Он был голоден и нервно настроен, но он решил представить всё дело в юмористическом свете.
— Послушай, дитя мое, — сказал он жене, — она была уже в постели, — нет никого из всех твоих братьев, кто бы любил жирный студень?
Шпилька заключалась в слове «всех».
— Итак, ты находишь, что у меня слишком много братьев?
— Ну, во всяком случае больше, чем у меня здесь масла!
— Там нет масла? — Она этого, правда, не видала, и ей было досадно, но она не хотела признать себя виноватой и сказала:
— Я тебе не горничная!
Это он хорошо знал — иначе он давно ввел бы другое обращение.
— Какое обращение?
— Ах, это всё равно.
— Нет, что за новое обращение? Не хочет ли он ее бить, да?
— Да, если бы она была его горничной — вероятно.
— Да, все-таки он хотел бы ее бить!
— Да, если бы она была его горничная, теперь же, конечно, нет!
— Но бить он ее все-таки хотел!
— Да, если бы она была его горничной, но ведь она не горничная, и бить он ее не собирается.
Это она ему посоветует! Она вышла за него замуж, чтобы быть его женой, а не горничной. Если что-нибудь не в порядке, то он может обратиться к Лине, а не браниться с ней. И зачем оставила она свой милый дом, чтобы попасть в руки к такому человеку!
При слове «милый дом» Адольф не мог удержаться, чтобы многозначительно не кашлянуть.
Разве это не был милый дом? Имеет он что-нибудь возразить и т. д. и т. д.?
И это повторялось каждый день.
Родился ребенок. Молодая мать не могла с ним справиться одна, сестра Мария должна была переехать к ним. Мария приехала и поселилась в гостиной. Адольфу приходилось иногда очень тяжело, как будто он жил в полигамии, так как часто платья Марии и его штаны лежали вместе на одном стуле. И за столом Мария занимала место хозяйки. Спальня превратилась в детскую и, чтобы, по крайней мере, иметь приличную гостиную, Адольф должен был пожертвовать своей комнатой.

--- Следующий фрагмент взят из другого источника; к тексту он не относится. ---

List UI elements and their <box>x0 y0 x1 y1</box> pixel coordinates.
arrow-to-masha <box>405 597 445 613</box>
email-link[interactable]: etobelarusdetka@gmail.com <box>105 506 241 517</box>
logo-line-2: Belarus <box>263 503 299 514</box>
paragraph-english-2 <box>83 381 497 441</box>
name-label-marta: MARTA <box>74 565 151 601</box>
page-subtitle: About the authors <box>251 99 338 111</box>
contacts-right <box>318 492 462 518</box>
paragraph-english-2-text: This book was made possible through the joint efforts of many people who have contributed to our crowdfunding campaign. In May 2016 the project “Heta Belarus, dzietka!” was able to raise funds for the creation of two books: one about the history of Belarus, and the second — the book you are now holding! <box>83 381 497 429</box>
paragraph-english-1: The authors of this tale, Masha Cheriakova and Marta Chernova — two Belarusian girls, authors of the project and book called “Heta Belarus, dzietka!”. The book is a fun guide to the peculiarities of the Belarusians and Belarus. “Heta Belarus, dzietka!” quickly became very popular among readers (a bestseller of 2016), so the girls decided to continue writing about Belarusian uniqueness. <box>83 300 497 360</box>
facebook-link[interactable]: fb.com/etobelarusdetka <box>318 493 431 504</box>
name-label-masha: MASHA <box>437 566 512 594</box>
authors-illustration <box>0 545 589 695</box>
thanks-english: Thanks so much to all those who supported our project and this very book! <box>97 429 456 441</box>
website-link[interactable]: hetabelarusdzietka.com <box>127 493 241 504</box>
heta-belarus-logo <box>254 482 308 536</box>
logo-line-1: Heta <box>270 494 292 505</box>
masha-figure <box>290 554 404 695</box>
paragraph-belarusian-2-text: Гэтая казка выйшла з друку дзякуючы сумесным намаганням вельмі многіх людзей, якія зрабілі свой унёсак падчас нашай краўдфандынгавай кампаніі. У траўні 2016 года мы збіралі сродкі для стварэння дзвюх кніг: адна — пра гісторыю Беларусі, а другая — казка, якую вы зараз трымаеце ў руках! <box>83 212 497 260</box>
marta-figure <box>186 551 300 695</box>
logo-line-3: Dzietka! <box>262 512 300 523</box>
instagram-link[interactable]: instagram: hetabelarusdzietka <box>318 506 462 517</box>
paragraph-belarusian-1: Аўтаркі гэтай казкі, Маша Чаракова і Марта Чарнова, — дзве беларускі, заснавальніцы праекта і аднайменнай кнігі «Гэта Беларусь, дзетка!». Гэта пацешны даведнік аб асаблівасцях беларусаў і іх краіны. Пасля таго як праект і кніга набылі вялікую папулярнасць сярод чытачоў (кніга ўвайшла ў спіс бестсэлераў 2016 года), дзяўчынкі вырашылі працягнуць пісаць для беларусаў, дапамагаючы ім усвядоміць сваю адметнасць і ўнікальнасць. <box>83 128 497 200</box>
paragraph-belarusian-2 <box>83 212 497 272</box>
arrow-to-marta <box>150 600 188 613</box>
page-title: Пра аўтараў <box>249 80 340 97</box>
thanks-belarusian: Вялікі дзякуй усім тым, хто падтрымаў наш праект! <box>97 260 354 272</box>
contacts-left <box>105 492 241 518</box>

Уроки на дому у него должны были прекратиться из-за так называемого «поросячьего визга», и он принужден был сам ходить на уроки, стучать в чужие двери, уходить назад, если маленькие Фридрихи или Ульрихи были больны, и проводить время между уроками в ресторанах, так как идти домой было слишком далеко. Он редко бывал дома.
По вечерам он сидел с товарищами в театральном ресторане: говорил о музыке и других вещах, которые его интересовали. Когда он приходил домой, каждый раз была брань, — и он туда не особенно спешил.